The gun is still inside the fat suit. Right now Melissa has no weapon. Her keys are in the ignition. She can grab them. Stab Raphael with them a few times. Messy but effective, but loud too because he’ll scream, and people will see it, and suddenly she’s not driving out here with a partner in crime like she wanted, but driving out of here in the back of a police car. She’ll go for it and hope for the best, if that’s her only option. But right now she’ll play it out-see where things go. She has a good instinct for things, and right now it’s telling her this could be a good thing.

“You can start by explaining the outfit,” he says, pointing his thumb into the backseat. “Are you a reporter? You writing a book? Who are you really?”

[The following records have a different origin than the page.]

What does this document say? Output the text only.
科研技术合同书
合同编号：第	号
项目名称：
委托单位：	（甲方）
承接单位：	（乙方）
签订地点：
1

“It’s none of that,” she says.

“I know a lot of the victims’ families,” he says. “Daniela Walker, we asked her husband along, him and the kids. He said no. But her parents came. They were even there tonight. You’d have known that if she really was your sister,” he says, and Melissa knew it at the time-she knew giving a name was a mistake, but he was good, way too good at not letting her know he knew it at the time. She’ll have to be careful about that. “So, let me ask you again, who are you really?”

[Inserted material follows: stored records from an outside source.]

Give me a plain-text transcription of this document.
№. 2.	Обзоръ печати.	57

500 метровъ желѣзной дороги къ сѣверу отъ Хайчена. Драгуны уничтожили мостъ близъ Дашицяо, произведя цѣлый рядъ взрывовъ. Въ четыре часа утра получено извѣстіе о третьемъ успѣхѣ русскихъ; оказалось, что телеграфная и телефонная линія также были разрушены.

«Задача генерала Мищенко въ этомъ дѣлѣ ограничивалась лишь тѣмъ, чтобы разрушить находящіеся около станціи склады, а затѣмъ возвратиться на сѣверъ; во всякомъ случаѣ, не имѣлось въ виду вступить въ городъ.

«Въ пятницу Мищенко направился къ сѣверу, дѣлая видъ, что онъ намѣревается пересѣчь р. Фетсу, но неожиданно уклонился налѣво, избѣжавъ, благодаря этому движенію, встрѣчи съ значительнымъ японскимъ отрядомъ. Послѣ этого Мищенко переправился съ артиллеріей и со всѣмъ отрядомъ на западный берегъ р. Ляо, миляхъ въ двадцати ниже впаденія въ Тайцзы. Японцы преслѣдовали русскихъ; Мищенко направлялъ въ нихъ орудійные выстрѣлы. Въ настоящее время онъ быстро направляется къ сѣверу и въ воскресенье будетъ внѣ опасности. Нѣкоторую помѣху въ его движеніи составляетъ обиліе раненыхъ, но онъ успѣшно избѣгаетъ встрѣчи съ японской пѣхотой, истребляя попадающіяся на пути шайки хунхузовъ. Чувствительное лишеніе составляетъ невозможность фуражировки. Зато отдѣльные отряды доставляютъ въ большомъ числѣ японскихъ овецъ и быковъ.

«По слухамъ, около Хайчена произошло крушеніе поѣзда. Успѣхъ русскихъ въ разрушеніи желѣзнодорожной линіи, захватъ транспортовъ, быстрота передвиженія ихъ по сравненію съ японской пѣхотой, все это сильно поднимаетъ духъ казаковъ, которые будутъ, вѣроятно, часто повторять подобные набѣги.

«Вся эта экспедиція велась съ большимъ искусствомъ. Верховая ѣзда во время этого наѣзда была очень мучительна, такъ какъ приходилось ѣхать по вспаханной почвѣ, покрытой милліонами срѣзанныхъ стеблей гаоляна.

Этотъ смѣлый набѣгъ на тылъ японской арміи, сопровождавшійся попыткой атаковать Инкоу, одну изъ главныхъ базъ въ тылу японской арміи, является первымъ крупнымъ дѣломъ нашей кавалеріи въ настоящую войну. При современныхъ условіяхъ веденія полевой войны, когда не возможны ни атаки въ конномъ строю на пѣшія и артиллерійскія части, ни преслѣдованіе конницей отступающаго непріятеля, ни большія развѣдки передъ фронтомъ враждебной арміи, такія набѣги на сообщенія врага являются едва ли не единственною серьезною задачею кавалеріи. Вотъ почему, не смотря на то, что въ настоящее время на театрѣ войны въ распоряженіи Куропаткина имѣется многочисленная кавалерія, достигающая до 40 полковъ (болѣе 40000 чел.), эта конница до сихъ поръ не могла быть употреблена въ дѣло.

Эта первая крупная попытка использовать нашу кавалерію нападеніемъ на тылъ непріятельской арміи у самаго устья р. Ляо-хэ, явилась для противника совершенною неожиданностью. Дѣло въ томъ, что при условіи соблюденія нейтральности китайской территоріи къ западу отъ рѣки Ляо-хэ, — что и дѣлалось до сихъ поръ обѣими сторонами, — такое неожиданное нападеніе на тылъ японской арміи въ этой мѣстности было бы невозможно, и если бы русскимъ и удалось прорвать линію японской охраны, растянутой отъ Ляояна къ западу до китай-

“My name really is Stella,” she says.

“Bullshit.”

She shakes her head. “It’s true,” she says with enough conviction to convince him-or maybe he’s doing that thing again where he knows she’s lying, but is hiding it.

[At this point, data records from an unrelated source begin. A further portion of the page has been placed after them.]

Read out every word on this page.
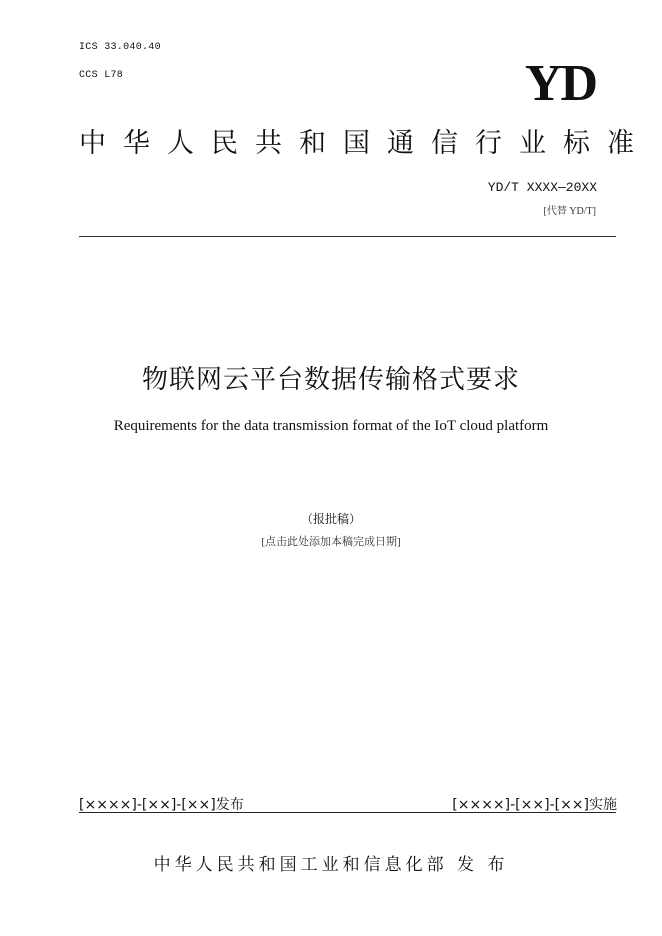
ICS 33.040.40
CCS L78	YD
中华人民共和国通信行业标准
YD/T XXXX—20XX
[代替 YD/T]
物联网云平台数据传输格式要求
Requirements for the data transmission format of the IoT cloud platform
（报批稿）
[点击此处添加本稿完成日期]
[××××]-[××]-[××]发布	[××××]-[××]-[××]实施
中华人民共和国工业和信息化部 发 布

“But Joe Middleton didn’t kill your sister.”

“No,” she says. “He didn’t. But. .” she says, and she wipes at her face, smudges some of the raindrops across it and hopes it looks like tears, “but he did kill, kill my baby,” she says.

“Bullshit,” he says.

“It’s true,” she says. “He. . he raped me. Last year. I was pregnant. Three and a half months pregnant and I lost, I lost the baby,” she says. “It’s why I wear the. . wear the baby suit,” she says, “because I wanted nothing more than to be nine months pregnant, to be at that stage of giving life, but I never got there, I never got there because he killed my baby and my husband left me, he didn’t want to touch me after that because somehow he blamed me, and he hated me for not going to the police. So I’m sorry I lied, I’m sorry I wore a pregnancy suit, but I wear it because it makes me feel better, it makes me feel like things are the way they’re supposed to be, that my life stayed on the track I’d worked so hard to put it on. Only it isn’t, things aren’t the way they should be because that bastard hurt me, he took away my baby and he hurt me and I want him dead. I want him dead and I thought that if I came along here tonight maybe it would help me forgive him, or forgive myself, but all I want now more than ever is to put a bullet in him. A lot of bullets. I want him dead and I guess. . I guess I wanted to find somebody who felt the same way. I have a plan,” she says, “a plan to kill Joe, and I wanted. . I want somebody to help me do it.”

He says nothing. Five seconds go by. Ten. She’s sure he believes her. He’s just thinking it through. There are a few options, but not many.

“I’m. . I’m sorry,” he finally says.

“He killed my baby,” she says.

“You should have just told us.”

“Told you? What? Go in there and tell everybody I wear a pregnancy suit because I can’t face the fact my baby died, and how I sometimes pretend I’m still pregnant because it brings me comfort?”

He doesn’t answer. How can he?

She lets the silence build. The rain keeps hammering on the roof. The passenger door is still open and occasional gusts of wind bring water into the car. Raphael is playing out several scenarios in his head. She’s playing out different ones. His involve whether he should help her or walk away. Hers involve whether she should stab her keys into his eyes first or into his throat.

“And if you found somebody to help you, what then?”

“I don’t want there to be a trial. I want Joe dead, and I want to be the one to make it happen. I don’t want his lawyer getting him off on some technicality. I don’t want him being a free man and going into hiding. I want to kill him.”

“And you have a plan,” he says.

“A good plan.”

He’s slowly nodding the whole time she tells him this, nodding and rubbing a hand over his chin. And thinking. There’s a lot of thinking going on behind those designer glasses. “Twenty minutes,” he says. “I need twenty minutes to finish putting everything away and lock up. Wait here for me. I think we might have a few things to talk about. I think we have a few things. . in common.”

“Twenty minutes,” she says. “For you to call the police?”

“No,” he says, and she believes him. “Will you wait for me?”

She nods. She’ll wait. He gets out of the car. He closes the door and walks back toward the hall, head down and collar turned up as the rain hammers him. He reaches the step when another car pulls into the parking lot. He turns toward the lights that sweep across him, and holds his hand up to his face to shield his eyes.

The car comes to a stop. The engine dies. Carl Schroder steps out into the rain.